My cautious view on bank stocks is simple, that despite low expectations, and actually producing decent Q3 results, it’s my view that despite the recent rise in rates off of nearly all time lows a December Fed Funds increase may soon be baked in the cake, as there is little chance that the FOMC aggressively starts a tightening cycle in 2017.  As for Pete’s bullish view, he bases it on improving fundamentals, very solid momentum in stock of late, an increasingly constructive technical set up and I suspect some options activity that helps confirm his view.

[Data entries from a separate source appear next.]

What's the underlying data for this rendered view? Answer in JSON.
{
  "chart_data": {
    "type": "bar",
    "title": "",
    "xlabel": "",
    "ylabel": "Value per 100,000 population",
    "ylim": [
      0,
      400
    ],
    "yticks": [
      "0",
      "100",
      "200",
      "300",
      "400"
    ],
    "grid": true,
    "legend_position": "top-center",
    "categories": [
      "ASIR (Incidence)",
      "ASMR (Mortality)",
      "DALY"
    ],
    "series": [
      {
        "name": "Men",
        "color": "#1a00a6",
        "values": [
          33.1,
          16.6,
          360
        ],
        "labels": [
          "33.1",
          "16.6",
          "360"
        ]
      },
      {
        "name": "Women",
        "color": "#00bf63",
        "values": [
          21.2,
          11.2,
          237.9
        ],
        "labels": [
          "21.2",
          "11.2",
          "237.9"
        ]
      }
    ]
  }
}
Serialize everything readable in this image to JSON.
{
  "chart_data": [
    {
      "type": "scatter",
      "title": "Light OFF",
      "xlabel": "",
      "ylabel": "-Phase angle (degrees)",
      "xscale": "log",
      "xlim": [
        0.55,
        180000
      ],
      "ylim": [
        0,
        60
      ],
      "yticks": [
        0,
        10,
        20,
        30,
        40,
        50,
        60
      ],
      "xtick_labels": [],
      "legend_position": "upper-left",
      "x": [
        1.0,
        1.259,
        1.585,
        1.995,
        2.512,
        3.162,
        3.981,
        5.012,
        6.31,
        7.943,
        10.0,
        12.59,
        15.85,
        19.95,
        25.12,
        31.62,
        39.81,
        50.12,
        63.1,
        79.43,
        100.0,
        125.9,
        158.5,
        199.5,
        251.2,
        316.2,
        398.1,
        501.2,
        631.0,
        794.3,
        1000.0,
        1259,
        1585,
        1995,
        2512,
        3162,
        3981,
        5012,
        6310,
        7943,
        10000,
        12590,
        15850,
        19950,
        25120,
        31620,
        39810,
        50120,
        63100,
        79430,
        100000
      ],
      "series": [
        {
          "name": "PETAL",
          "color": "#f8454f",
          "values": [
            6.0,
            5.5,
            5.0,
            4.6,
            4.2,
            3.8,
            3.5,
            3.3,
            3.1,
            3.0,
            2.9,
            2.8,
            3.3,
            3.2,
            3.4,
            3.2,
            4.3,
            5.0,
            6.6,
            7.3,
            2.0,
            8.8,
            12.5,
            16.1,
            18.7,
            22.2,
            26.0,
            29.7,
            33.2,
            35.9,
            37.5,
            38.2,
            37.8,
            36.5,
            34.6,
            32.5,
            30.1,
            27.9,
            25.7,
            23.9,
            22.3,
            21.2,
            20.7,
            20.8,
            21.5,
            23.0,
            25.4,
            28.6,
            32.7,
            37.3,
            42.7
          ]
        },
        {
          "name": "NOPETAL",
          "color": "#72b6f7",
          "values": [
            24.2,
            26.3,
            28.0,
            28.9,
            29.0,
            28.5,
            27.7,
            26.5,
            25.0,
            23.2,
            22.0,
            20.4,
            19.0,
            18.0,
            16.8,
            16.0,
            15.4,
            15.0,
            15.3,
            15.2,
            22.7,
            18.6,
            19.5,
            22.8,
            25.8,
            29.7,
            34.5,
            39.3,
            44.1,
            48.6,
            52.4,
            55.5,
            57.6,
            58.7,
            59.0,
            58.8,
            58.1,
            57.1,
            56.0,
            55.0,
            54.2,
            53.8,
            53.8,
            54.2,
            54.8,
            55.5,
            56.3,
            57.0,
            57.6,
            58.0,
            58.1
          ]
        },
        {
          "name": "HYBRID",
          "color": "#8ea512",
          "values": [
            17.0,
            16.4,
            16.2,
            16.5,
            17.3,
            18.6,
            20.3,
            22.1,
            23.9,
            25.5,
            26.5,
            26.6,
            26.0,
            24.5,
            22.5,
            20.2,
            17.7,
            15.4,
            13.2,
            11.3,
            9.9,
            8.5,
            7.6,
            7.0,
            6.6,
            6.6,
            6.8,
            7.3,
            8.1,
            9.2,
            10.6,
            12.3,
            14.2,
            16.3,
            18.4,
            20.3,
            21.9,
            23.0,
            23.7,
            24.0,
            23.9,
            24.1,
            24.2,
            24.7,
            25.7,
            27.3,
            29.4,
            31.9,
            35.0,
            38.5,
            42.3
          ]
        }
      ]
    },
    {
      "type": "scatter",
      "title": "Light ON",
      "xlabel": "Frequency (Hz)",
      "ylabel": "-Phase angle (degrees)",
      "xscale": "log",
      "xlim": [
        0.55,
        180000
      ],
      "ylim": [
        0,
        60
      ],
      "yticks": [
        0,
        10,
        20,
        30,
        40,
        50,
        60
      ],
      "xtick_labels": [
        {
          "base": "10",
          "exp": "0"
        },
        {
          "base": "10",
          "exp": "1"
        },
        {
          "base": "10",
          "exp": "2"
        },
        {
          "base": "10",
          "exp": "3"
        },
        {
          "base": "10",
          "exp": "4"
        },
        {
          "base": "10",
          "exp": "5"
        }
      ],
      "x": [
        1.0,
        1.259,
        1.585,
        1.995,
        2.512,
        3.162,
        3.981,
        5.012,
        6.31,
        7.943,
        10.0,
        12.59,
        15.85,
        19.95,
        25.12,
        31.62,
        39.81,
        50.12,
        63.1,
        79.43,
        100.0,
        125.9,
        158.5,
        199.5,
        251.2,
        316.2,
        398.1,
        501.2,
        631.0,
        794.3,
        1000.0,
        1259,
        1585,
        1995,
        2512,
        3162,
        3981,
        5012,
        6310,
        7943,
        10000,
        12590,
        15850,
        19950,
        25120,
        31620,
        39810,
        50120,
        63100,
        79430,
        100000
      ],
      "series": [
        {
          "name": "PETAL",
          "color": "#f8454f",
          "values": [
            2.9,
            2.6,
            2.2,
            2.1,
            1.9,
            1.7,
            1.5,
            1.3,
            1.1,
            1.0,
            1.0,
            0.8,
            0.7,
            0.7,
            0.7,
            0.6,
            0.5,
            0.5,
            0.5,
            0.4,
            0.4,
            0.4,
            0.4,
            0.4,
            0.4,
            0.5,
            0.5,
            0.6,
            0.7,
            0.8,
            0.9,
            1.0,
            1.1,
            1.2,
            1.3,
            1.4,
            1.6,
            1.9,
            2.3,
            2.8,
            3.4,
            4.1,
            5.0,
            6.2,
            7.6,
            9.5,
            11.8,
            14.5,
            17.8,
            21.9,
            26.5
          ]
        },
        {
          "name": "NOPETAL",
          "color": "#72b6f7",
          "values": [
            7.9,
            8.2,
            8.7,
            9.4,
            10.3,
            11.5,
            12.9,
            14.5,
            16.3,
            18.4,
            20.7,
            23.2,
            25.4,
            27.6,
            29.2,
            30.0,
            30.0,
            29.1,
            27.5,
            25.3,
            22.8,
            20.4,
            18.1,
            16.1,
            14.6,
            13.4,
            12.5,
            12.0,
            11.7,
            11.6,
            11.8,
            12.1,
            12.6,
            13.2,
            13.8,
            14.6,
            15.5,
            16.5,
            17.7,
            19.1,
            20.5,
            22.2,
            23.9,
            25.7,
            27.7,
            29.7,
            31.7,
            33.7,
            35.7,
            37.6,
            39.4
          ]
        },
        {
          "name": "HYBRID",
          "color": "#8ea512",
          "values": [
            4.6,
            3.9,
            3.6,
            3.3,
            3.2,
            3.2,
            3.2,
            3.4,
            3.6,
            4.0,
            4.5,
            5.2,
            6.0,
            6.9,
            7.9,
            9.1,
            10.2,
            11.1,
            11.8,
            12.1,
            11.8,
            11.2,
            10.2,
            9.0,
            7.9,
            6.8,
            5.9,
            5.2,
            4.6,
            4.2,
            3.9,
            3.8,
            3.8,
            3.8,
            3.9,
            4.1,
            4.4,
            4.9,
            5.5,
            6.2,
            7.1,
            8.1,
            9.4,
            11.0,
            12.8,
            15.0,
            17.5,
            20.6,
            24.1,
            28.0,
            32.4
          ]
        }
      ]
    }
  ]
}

Which brings me today to some fairly heavy call volume in the name that may or may not support a bullish view with today’s action being dominated by calls. But first let me offer our usual disclaimer when it comes to reading into too much to unusual options activity: Without intimate knowledge of the trade, or the trader’s intention it is impossible to make an intelligent inducement of said activity as it hard to know what the options position may be against. But it is always interesting to try to help gauge sentiment.

Ok, so today in BAC, call volume is about 4x that of puts, 350,000 to 82,000, but look closely. Here were the three largest trades, as reported from the floors in which they were crossed:

1. BAC jan 18 c 45,700 traded .25 ELECTRIC SELLER
2. BAC Nov 16/Dec 17 call spread paper sld 41500 at .395
3. BAC sld 51500 may 19 c @ .35 bot 1,236,000 for 16.6317 x’d all

Let’s break them down here… 

1. Jan 18 calls, look sold to close as they were marked closing, sold on the bid and versus 65,000 of open interest. So this trader is closing an existing long call position with the stock nearing its 2016 highs from early January.

2. Both the Nov 16 calls, and the Dec 17 calls were marked closing, and could be closing a diagonal call calendar spread. This looks non-directional

3. These calls were clearly sold to open, but they were traded on a 23 delta, where a trader bought 1.23 million shares, this looks to be non-directional and more of a vol trade.

Lastly, if the Fed were to become increasingly hawkish, then large moneycenter banks like BAC would clearly benefit from an increase in their net interest margins helping with the spread between what they borrow and what they lend at.  If the 10 year treasury yield were to rocked above 2% before the FOMC’s Dec 14 meeting, than maybe just maybe we would see a stock like BAC at or above $18 by then. So sorry for being so glib Pete.